I returned to REGUA in March 2017 and observed that all the major routes still existed. There was no change in the trail network although there was an obvious change to where the Capybaras stay during daytime. The object of my stay was to determine how the Capybaras live in the wetlands.

Based on different counts I estimated that there were 50–70 Capybara living in the wetlands in March/April 2017. These numbers were less than we expected. I did not count them in 2015, but I have the feeling their numbers have declined. In 2015 there were seemingly two major groups of Capybara and they were apparently present everywhere in the wetlands. But this was not the case this year, when there was only one group left and other individual Capybara were scattered.

In 2015 I also noticed that many Capybara had wounds and cuts especially on their rear body parts. Some were seriously wounded and were noticeably limping. They seemed to be quite aggressive between each other and I could witness several moments when Capybaras bit each other. The wounds were not as obvious this year. Fighting still took place but the wounds were not as numerous and not as severe. I have the feeling there may have been over-population in 2015 and the lower numbers could have diminished social pressure in 2017.

I also observed that only the group near the volunteer houses remained and concluded that the animals also formed “Capybara nurseries”. A group of 20-30 Capybaras would gather on an island and look after the new born and young less than six months of age, guarded by three to six adults.
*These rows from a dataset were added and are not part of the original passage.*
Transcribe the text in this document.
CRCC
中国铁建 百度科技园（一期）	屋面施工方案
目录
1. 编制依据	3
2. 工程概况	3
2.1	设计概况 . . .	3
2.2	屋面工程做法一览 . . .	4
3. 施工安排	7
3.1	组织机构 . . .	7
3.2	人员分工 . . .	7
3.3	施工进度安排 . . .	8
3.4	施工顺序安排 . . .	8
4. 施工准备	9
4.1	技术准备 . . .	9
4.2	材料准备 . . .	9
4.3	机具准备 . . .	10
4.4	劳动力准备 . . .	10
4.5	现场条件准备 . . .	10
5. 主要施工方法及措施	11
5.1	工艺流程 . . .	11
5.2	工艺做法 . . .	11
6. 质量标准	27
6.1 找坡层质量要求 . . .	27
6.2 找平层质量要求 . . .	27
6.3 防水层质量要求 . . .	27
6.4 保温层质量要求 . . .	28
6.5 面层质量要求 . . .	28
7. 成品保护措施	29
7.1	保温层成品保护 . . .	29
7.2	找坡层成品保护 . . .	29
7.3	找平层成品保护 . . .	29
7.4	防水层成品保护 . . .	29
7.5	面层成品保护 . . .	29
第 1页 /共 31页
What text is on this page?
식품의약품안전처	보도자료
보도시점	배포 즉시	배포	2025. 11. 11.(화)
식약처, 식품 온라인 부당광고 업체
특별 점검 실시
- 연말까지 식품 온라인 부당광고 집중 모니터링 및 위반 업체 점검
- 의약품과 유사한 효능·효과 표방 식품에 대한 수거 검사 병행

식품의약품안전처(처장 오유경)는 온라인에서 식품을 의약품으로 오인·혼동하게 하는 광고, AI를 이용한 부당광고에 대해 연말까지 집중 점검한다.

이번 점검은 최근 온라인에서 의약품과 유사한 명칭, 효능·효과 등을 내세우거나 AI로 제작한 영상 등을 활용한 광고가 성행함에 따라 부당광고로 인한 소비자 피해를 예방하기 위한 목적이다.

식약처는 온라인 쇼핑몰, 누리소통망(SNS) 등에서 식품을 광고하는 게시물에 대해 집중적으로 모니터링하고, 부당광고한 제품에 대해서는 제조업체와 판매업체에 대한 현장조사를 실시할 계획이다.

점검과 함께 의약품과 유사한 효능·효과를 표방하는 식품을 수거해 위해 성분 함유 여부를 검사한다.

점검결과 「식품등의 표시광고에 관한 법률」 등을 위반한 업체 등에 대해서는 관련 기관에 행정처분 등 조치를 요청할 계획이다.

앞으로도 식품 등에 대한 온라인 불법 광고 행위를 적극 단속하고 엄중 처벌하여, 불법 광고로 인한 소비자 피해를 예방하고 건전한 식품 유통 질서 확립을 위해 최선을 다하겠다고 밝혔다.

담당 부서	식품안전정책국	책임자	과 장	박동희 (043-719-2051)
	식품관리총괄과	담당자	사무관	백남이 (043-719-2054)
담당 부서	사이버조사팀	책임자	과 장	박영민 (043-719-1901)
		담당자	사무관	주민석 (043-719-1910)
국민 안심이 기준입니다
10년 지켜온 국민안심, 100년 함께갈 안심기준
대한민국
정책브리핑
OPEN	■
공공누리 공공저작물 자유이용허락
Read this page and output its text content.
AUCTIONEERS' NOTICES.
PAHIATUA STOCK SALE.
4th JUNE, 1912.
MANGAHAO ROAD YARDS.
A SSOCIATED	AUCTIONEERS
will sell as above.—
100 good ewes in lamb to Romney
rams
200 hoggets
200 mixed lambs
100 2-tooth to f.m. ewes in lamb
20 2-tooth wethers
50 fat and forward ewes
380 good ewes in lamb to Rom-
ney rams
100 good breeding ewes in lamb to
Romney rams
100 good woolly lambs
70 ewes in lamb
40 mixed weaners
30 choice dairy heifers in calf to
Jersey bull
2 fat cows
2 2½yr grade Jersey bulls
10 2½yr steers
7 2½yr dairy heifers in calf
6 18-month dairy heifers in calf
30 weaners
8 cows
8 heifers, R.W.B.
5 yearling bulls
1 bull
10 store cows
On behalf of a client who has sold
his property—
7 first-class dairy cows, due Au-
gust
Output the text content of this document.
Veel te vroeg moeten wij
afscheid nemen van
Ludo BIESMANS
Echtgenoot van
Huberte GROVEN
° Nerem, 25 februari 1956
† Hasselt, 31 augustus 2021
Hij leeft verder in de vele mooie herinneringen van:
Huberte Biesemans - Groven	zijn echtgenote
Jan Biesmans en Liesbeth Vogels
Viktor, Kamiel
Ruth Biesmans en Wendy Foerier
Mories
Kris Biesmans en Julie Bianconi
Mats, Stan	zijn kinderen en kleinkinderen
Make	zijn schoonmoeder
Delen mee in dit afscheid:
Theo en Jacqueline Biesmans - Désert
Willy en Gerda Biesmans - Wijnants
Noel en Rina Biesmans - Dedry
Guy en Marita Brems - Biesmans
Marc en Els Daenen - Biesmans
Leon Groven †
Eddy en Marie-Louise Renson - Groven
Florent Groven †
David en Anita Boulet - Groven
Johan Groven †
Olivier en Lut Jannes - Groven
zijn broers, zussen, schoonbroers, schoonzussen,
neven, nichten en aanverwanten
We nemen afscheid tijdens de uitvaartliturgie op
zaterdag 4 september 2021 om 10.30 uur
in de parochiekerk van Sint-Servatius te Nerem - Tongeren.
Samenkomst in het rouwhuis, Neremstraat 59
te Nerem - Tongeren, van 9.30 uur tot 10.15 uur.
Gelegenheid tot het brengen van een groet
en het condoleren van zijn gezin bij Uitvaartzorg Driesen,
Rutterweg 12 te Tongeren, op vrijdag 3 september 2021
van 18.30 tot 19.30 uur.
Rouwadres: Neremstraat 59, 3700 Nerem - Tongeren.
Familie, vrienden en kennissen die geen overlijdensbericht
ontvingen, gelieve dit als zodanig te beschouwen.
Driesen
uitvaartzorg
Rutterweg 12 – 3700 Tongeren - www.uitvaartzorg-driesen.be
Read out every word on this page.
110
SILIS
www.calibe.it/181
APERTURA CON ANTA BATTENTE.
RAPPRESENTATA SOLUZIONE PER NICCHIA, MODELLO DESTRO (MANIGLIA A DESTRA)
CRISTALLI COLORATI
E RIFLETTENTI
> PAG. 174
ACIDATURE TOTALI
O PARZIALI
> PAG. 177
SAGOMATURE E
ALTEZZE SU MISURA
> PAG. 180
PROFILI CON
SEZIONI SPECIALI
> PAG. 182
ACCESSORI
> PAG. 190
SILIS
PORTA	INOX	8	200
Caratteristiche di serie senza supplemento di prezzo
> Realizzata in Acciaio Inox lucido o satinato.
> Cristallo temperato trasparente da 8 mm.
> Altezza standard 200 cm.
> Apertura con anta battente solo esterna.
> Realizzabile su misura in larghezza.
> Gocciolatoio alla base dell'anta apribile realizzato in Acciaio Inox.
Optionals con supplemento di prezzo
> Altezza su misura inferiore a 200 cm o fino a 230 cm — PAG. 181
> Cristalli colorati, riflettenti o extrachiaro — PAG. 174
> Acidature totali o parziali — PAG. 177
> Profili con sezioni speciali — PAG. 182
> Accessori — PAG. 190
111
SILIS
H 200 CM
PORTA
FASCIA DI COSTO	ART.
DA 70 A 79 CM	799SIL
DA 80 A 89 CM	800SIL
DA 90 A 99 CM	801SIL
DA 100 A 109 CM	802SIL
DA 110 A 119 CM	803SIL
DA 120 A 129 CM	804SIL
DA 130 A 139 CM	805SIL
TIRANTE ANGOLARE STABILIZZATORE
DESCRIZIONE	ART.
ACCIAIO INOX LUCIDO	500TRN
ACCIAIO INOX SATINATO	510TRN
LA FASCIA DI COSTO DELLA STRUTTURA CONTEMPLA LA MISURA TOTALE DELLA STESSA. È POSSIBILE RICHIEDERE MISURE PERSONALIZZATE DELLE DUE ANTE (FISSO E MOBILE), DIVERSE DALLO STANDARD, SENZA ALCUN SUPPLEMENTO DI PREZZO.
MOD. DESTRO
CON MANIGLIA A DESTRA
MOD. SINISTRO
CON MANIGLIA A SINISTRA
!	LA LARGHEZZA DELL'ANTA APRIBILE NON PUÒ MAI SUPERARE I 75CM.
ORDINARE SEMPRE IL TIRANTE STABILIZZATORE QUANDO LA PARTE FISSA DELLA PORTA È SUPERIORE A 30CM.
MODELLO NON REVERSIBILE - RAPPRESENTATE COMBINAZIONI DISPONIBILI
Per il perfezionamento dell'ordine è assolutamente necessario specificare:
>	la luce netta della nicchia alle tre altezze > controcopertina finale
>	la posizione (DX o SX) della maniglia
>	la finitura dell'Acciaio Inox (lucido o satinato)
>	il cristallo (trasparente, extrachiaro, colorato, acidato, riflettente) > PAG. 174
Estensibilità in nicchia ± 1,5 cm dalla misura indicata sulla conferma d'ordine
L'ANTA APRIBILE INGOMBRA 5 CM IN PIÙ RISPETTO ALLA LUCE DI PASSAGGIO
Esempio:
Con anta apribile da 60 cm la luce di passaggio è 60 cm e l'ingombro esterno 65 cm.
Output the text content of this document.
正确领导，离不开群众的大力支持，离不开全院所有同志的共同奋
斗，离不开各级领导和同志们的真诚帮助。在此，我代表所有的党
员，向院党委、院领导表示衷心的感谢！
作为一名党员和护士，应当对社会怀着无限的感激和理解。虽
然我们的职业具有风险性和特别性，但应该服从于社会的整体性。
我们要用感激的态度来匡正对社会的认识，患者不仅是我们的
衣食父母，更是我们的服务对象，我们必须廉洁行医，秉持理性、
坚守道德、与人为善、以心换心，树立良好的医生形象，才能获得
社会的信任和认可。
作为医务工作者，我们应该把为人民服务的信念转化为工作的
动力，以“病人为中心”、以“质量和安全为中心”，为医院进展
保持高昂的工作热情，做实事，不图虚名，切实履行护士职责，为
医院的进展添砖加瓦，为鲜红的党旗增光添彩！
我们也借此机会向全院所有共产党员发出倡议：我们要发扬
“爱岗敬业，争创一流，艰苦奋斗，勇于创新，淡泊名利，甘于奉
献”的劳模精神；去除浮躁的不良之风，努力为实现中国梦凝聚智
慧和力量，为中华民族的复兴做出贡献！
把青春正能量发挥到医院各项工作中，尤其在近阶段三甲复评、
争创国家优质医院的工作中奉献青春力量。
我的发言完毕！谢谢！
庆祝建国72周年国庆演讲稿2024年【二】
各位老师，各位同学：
The young were clearly protected with the adult guards looking in every direction supervising the group. This nursery island was abandoned about one hour after sunrise each day, the young guided to their day area and to other Capybara groups. The majority of Capybaras live loosely dispersed on the shores and islands all over the wetlands.

Aside from the nursery, I could not find evidence of a constant group of Capybara larger than five animals during my three week study. I could not mark any Capybara and there are no individual markings on any Capybara body to distinguish them apart. From the pictures of the camera trap I could see that there were no uniform constant groups. Capybara would go alone or form differently composed groups daily.

Katja with curious Capybara (© Klaus Seehawer)

Over the past three years there was a noticeable relocation of the Capybara population towards human housing especially during night time. This behaviour could be the result of a clear increase of larger predators in the wetlands. We have seen at least three large Broad-snouted Caiman Caiman latirostris longer than two metres and there was a clear evidence of an increase of big cat activity in the wetlands. I had read tales from African safari camps of alternating behaviour of animals with young moving towards humans to avoid their predators.

It is possible that the whole population of the REGUA wetland Capybara are in fact a loosely connected society but their behaviour may vary seasonally. This has to be verified.

The REGUA wetland Capybaras give me the impression of a healthy population that very well adapts and regulates itself by wandering off to the adjacent habitat and perhaps also through increasing predation. For future work on the Capybara and to study their social behaviour I will have to find a way to mark individual Capybara. Radio tagging would only make sense when and if we could get funding for a major work on Capybara.

There are excellent conditions to study the life in nature of Capybaras and other wildlife at REGUA because wildlife is diverse and abundant and almost free from human pressure. I look forward to returning and conducting further research work at REGUA.